A military court has charged Lebanese Forces leader Samir Geagea over deadly clashes in Beirut last October, a judicial source said on Thursday, a move that could stoke political tension two months before an election.
An LF official in said the charge against him was political, and the investigation into the violence had been political from the start.
Judge Fadi Akiki told Al Jadeed TV he had charged Geagea two days ago based on "new information" relating to the Teyouneh events, a reference to Beirut's deadliest street violence in a decade.

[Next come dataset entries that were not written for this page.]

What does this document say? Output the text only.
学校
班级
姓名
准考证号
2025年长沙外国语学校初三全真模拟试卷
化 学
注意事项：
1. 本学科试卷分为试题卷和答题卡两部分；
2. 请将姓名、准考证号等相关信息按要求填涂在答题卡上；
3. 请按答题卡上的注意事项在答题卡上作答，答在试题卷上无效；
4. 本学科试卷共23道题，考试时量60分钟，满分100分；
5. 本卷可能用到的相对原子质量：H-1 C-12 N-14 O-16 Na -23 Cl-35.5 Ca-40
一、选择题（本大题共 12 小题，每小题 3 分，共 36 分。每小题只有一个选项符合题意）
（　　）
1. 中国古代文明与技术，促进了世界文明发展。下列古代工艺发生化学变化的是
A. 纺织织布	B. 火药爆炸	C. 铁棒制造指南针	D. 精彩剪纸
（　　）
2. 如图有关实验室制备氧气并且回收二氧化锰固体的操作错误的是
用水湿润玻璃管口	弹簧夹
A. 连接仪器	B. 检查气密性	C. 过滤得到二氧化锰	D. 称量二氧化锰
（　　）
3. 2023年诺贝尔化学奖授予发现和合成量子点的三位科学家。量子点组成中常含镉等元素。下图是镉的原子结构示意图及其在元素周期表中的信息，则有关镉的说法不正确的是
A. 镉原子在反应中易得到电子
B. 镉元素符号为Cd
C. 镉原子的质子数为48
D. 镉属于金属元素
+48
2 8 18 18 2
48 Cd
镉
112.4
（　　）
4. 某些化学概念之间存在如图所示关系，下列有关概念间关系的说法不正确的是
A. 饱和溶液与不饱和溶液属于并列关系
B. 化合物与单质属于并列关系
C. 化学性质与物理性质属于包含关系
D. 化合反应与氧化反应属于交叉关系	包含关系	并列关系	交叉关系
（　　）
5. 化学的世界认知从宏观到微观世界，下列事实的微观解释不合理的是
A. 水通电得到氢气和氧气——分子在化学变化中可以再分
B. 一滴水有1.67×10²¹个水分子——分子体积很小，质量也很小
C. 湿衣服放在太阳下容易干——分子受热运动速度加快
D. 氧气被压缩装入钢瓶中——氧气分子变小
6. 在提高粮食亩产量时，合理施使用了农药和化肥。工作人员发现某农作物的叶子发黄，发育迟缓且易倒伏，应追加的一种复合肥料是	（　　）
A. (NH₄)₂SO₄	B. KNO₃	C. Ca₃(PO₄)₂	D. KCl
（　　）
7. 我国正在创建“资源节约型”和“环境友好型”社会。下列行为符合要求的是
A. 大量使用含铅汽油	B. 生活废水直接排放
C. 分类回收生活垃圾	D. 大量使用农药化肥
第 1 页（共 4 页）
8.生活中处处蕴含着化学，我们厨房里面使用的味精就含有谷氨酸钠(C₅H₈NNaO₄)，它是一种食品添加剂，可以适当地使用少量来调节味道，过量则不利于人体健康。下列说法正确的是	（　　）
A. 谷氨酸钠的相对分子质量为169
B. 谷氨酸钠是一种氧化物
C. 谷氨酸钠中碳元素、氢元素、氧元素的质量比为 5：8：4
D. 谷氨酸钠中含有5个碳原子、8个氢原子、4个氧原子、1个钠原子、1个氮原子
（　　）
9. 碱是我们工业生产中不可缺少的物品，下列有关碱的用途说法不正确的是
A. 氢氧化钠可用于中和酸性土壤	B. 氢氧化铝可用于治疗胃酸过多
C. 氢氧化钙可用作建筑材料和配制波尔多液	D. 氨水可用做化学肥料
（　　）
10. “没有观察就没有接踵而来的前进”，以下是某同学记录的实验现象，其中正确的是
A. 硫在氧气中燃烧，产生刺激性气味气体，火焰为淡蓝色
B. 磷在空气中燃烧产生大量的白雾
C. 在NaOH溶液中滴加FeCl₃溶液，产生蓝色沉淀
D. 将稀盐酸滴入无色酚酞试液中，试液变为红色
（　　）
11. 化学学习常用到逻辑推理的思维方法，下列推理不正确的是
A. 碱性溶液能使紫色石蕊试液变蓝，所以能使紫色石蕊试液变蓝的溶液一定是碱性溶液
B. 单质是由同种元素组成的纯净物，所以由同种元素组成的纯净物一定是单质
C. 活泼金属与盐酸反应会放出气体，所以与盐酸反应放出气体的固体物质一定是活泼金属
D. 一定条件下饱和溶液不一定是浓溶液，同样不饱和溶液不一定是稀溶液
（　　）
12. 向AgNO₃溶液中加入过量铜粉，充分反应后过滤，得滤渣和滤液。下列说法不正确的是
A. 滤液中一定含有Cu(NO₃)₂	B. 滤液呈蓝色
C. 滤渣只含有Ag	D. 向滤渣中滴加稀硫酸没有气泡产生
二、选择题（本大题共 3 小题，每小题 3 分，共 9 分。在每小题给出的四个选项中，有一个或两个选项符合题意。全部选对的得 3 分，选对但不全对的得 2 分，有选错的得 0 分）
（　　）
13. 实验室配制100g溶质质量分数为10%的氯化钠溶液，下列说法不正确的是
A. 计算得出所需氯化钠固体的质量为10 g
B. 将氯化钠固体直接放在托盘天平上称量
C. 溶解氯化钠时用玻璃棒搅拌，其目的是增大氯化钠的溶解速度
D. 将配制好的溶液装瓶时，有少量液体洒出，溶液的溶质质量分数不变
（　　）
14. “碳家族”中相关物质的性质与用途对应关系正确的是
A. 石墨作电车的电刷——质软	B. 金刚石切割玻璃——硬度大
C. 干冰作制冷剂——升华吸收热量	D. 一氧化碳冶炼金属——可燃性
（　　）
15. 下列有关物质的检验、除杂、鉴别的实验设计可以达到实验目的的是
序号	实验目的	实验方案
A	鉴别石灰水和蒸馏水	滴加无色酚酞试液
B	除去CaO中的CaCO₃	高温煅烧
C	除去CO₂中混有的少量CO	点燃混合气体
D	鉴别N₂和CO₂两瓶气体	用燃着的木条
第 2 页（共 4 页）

Reuters could not immediately reach Akiki for comment.
Seven people, all of them followers of Hezbollah and Amal Movement, were killed in the Oct. 14 clashes near an old frontline of the 1975-90 civil war.
Any attempt to arrest Geagea would likely be resisted by his party, creating the potential for trouble just two months before the parliamentary election, said Mohanad Hage Ali of the Carnegie Middle East Center.
Geagea was summoned to a hearing at military intelligence last October over the violence, but did not attend.
The Oct. 14 violence began as people were gathering for a protest called by Hezbollah against the judge investigating the 2020 Beirut port blast.
Hezbollah, which is heavily armed and backed by Iran, accused the LF of mounting an ambush and perpetrating the killing to try to drag the country to a civil war.
Geagea has strongly denied this, saying the trouble began when supporters of the Shiite parties entered the Christian neighborhood of Ain al-Remmaneh where they vandalized cars and four residents were wounded before a shot was fired.